Twigs. Limbs. Darla held tight. She had never been a good swimmer. She wasn’t trying to pull Sara down. She was holding on for her life.

  The water changed from a low roar to a deafening scream. The rock field. The jutting granite stones Tessa and Sara had climbed as children. She saw them up ahead, scattered like teeth waiting to rip them in two. Water split around sharp edges. The current turned violent as it hurtled them forward. Thirty feet. Twenty feet. Sara grabbed Darla under her arm and pulled as hard as she could, thrusting her forward. The crack of the woman’s skull against the granite reverberated like a ringing bell. Sara slammed into her. Her shoulder crunched. Her head exploded.

  Sara fought the dizziness that wanted to take over. She tasted blood in her mouth. She wasn’t moving downstream anymore. Her back was pinned to a large crevice in the rock.

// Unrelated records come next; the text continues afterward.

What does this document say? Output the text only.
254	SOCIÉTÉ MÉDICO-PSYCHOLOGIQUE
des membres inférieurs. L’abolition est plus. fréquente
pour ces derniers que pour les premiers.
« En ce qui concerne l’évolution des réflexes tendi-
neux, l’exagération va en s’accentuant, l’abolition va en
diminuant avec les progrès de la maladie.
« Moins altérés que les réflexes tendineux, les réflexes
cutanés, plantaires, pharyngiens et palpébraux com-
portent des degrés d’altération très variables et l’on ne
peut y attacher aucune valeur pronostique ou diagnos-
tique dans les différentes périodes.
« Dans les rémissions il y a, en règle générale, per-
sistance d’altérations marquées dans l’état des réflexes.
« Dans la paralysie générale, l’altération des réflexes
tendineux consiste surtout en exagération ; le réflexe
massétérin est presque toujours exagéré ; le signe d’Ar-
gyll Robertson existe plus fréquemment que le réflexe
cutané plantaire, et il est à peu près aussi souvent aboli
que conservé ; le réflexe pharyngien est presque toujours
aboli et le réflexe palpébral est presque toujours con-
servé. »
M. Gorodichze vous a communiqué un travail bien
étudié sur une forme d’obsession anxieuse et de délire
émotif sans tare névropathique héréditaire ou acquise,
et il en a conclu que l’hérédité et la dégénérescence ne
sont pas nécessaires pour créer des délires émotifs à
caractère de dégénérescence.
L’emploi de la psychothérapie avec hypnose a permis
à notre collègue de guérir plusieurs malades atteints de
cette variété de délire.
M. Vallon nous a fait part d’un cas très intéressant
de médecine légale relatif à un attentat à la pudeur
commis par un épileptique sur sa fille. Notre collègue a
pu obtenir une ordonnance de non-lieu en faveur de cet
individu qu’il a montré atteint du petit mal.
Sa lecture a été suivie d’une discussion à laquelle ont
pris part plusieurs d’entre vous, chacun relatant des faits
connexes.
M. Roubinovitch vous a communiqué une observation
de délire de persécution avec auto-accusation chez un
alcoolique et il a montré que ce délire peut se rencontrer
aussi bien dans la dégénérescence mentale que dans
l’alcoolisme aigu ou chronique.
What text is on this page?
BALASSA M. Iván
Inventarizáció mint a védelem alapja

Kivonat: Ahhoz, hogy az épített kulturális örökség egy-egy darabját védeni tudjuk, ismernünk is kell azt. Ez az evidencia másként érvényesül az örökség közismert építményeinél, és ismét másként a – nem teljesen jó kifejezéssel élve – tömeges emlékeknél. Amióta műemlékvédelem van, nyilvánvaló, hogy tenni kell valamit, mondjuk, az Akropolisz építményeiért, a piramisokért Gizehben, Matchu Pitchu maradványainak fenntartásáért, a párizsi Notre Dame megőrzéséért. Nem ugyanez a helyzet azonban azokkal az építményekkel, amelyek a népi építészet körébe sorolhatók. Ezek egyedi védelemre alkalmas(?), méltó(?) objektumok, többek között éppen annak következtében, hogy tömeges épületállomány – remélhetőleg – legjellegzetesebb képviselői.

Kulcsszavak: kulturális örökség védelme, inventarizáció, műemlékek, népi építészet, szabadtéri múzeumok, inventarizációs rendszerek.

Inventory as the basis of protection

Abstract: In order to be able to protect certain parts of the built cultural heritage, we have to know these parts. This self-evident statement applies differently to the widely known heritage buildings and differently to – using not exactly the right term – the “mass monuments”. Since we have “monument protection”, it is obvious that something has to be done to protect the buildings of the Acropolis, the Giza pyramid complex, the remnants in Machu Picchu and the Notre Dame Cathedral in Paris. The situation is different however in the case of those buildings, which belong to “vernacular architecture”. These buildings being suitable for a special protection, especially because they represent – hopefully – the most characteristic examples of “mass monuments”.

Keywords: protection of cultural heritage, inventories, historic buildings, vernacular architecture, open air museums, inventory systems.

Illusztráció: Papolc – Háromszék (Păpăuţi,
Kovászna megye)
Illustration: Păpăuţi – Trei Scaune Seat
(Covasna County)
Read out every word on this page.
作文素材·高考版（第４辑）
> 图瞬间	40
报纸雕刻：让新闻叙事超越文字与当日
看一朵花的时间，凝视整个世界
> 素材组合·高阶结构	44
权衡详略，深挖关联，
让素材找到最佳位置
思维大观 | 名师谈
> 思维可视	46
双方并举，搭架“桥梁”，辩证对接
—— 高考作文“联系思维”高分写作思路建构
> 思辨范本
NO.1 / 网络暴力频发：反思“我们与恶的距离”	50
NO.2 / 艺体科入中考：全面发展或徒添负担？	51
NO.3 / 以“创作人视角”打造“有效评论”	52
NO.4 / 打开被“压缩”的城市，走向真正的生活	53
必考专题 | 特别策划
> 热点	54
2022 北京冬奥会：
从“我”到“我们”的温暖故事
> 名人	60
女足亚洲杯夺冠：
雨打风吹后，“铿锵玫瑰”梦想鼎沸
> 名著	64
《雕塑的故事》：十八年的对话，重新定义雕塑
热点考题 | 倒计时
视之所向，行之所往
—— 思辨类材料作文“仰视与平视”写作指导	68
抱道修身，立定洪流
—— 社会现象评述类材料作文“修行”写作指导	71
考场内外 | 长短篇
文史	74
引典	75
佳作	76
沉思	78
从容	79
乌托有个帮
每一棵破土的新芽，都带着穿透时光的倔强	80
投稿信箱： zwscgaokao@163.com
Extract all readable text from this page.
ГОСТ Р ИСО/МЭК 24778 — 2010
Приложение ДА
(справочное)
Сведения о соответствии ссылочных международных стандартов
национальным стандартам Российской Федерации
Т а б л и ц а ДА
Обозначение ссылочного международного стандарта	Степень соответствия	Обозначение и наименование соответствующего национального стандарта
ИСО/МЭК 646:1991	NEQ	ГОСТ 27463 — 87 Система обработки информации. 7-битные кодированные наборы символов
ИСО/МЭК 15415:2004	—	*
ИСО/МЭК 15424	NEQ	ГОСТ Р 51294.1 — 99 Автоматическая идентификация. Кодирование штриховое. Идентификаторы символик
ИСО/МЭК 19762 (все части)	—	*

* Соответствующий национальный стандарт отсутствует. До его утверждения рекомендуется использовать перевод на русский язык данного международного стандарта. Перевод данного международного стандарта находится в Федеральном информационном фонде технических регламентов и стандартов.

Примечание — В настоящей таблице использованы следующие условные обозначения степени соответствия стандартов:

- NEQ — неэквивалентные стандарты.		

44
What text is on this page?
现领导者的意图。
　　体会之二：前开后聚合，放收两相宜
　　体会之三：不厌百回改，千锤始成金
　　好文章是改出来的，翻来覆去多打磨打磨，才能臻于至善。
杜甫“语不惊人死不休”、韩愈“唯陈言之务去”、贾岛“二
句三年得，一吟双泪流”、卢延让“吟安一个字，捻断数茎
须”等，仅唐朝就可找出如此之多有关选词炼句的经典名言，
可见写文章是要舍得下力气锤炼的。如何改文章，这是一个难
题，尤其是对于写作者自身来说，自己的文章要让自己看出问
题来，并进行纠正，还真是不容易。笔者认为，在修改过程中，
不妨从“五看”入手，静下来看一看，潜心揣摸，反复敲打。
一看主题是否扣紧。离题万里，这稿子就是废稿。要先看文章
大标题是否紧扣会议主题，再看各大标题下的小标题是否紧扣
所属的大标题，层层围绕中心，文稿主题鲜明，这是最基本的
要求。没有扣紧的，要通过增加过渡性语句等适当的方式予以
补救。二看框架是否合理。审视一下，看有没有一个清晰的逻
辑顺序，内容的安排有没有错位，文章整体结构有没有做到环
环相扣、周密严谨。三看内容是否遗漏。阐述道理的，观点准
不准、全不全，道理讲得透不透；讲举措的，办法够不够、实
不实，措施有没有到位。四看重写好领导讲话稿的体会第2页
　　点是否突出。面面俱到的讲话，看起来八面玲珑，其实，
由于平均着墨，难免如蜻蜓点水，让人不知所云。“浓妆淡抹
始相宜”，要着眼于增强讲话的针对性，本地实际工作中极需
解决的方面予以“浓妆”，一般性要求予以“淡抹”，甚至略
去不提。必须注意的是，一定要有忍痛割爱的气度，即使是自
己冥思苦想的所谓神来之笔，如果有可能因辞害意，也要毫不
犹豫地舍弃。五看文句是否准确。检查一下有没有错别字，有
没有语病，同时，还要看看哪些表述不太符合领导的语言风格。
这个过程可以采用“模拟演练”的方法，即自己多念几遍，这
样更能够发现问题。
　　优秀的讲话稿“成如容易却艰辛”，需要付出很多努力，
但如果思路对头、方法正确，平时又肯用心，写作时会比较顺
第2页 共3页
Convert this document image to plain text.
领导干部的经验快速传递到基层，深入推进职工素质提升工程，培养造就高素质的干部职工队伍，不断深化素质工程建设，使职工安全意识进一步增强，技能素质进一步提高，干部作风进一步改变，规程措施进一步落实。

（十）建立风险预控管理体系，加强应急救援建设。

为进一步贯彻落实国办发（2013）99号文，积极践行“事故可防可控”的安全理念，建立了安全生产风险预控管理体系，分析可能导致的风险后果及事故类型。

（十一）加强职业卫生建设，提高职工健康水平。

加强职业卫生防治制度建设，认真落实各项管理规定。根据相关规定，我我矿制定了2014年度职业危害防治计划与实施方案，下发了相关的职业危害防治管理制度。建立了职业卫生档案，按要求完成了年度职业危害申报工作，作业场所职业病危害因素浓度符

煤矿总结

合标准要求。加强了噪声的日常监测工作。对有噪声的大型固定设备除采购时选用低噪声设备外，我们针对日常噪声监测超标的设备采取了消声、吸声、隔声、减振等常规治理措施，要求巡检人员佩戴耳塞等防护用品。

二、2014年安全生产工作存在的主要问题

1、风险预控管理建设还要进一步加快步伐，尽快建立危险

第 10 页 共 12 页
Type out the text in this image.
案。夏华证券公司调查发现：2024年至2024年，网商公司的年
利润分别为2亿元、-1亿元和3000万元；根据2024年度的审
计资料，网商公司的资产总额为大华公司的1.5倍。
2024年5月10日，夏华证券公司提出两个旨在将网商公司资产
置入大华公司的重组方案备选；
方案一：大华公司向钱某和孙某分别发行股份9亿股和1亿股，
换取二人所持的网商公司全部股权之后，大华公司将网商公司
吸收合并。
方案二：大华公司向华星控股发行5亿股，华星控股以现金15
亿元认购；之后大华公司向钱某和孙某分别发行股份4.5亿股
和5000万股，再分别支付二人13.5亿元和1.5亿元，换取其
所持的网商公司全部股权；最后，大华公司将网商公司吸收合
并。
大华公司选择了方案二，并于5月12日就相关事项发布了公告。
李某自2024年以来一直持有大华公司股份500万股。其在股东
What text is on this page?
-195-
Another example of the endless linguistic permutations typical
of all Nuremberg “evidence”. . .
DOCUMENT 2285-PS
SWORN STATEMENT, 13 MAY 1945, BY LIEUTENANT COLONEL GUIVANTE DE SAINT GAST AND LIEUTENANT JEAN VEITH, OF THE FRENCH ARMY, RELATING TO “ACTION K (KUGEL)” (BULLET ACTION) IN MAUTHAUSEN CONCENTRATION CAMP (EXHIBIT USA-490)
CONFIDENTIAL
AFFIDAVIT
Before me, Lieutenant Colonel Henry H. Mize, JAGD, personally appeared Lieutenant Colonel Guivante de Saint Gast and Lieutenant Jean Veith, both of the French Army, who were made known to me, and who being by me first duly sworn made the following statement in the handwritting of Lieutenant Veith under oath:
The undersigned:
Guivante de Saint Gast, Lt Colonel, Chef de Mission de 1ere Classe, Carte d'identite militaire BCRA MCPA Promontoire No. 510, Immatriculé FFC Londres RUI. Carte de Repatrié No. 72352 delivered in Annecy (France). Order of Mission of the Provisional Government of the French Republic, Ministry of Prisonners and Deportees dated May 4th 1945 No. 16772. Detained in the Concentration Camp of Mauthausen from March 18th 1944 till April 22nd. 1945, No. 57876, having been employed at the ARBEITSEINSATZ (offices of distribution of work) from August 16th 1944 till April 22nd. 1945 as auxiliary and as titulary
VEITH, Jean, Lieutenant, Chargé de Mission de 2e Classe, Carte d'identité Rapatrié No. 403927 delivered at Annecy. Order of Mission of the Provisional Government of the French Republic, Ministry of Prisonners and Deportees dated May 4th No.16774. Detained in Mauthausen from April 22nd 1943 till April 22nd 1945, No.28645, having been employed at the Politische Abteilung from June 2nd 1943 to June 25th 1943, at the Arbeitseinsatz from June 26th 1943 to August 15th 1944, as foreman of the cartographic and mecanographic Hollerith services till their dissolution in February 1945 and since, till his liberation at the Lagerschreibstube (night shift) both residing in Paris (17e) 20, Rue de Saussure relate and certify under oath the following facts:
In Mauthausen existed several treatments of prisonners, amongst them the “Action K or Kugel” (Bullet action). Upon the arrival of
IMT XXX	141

White water pounded against her chest, making it impossible for her to move. Darla’s hand was trapped between Sara’s back and the granite. Her lifeless body waved like a tattered flag. Her skull was open, river water flooding into the gash. Sara could feel the woman’s hand slipping. There was a violent jerk, then the current whisked her downstream.

  Sara coughed. Water poured into her open mouth, flooded up her nose. She reached above her head, feeling flat stone. She had to turn around. She had to find a way to climb on top of the rock. Sara bent her knees and braced the soles of her feet against the granite. She tried to push up. Nothing happened. She screamed, trying again and again with the same result. The water was peeling her off the rock. She was sliding, losing her grip. Her head dipped beneath the surface. She struggled to stay up. Every muscle in her body shook from the effort. It was too much. Her shoulder screamed with pain. Her thighs were aching. Her fingers were losing their grip. There was no fighting it. The water was too strong. Her body continued sliding down the rock. Sara took a deep breath, gulping in air just before her head dipped below the surface. The constant sound of the rushing water turned to complete and total silence.

  Sara pressed her lips tightly together. Her hair floated out in front of her. She could see the moon above her, the bright light somehow managing to pierce the water’s edge. The rays were like fingers reaching toward her. She heard something underneath the quiet in her ears. The river had a voice, a gurgling, soothing voice that held a promise that things would be better on the other side. The current was speaking to her, telling her it was okay to let go. Sara realized with some shock that she wanted to. She wanted to just give in, to go to that place where Jeffrey was waiting for her. Not heaven. Not some earthly ideal, but a place of quiet and comfort where the thought of him, the memory of him, did not open like a fresh wound every time she breathed. Every time she walked in the places they walked. Every time she thought of his beautiful eyes, his mouth, his hands.